Worst Jokes Ever
Never break a girl's/boy's/someone's heart. They only have one of them.
Break their bones instead. They have 206 of them.
My mom always said garlic powder makes everything better, so I sprinkled some on my divorce papers and my wife's broken leg.
Why is it that if you donate a kidney, people love you? But if you donate five kidneys, they call the police.
Why is the Tower of Pisa leaning?
Because unlike the Twin Towers it can dodge.
If you ever get mad at a person that crumpled their leg, don't forget that they can hide, but they can't run.
Where does the orphan go when he's done with school? To the cemetery.
Christopher's Mom said, "One man's trash is another man's treasure."
Turns out Christopher was adopted.
Why aren't apple chargers called apple juice? Also, how do you throw away trash cans?
I was rooting for Donald Trump to be president.
We haven't had a presidential assassination in a while.
I always keep anti-fungal spray with me... because I don't want to share my girlfriend with anyone.
What would you find on a haunted beach?
A sand-witch!
"Hey guys, I'm a new jokester, remember my name as I'll be making a lot more!!! P.S. They will be much better than this one!"
Why are orphans only able to have iPhone X's?
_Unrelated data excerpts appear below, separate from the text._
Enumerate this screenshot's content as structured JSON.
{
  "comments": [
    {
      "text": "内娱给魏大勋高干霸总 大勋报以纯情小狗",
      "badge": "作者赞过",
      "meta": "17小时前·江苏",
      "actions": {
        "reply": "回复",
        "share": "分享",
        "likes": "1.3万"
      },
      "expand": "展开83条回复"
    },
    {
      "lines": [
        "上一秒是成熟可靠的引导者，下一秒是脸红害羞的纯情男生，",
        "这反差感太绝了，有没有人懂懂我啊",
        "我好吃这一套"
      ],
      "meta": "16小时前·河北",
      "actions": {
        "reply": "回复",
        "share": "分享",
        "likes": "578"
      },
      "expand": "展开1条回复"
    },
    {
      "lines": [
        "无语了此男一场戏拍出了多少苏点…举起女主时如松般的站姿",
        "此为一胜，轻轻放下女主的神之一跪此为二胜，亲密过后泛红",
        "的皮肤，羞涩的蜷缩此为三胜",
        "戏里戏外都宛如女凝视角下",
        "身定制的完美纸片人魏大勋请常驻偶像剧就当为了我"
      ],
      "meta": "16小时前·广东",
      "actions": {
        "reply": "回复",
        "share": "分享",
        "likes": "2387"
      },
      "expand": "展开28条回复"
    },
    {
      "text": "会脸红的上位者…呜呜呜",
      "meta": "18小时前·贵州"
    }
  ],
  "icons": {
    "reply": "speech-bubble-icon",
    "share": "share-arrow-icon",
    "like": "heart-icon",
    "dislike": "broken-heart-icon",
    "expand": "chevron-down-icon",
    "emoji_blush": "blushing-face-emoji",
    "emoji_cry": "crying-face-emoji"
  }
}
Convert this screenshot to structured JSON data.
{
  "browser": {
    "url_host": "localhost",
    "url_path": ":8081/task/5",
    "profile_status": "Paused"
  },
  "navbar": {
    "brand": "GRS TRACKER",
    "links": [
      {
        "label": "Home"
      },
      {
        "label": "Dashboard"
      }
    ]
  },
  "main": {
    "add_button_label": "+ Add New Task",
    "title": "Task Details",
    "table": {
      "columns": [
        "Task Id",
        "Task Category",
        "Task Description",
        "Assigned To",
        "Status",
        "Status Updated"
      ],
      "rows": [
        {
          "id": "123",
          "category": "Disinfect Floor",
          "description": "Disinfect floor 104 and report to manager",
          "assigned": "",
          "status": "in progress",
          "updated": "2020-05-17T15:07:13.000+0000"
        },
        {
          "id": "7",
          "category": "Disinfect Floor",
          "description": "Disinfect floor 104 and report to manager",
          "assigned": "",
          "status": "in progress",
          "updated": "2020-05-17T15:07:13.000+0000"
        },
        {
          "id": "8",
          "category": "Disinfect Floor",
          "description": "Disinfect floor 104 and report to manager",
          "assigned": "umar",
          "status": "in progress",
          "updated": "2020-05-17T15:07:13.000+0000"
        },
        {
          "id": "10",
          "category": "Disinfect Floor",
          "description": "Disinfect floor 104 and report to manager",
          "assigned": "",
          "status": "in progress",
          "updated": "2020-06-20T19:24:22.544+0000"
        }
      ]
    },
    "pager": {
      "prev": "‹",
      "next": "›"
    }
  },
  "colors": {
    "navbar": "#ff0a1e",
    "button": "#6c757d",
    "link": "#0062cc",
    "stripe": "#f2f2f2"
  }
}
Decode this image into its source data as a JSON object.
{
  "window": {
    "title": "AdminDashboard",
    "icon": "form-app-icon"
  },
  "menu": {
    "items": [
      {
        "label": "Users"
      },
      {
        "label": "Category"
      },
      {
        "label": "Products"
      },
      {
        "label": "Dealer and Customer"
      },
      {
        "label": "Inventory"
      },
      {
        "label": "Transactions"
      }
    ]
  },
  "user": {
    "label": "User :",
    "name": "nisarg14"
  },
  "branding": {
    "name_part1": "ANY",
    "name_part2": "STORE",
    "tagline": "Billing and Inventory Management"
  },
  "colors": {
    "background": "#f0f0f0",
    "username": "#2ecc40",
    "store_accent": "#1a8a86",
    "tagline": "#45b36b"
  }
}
Because it doesn't have a home button.
How can you tell if you have a high sperm count?
When your girlfriend has to chew before she swallows.
What's a furry's favorite news network?
Fox!
Why don't witches wear underwear?
So they can get a better grip on their broom.
I got kicked out of Social Studies class when my teacher made us watch a women's rights documentary. When he asked us what the genre of the film was, I put my hand up and said "Fiction."
All these jokes are so offensive, Mr. Hawking just won’t stand for it.
What did the little boy say to the fat man?
How many Japs did you get?
You know the difference between me and a zebra? Me neither.
Yo mama so fat, when she joined NASA, they put her in orbit and the next day there was a lunar eclipse.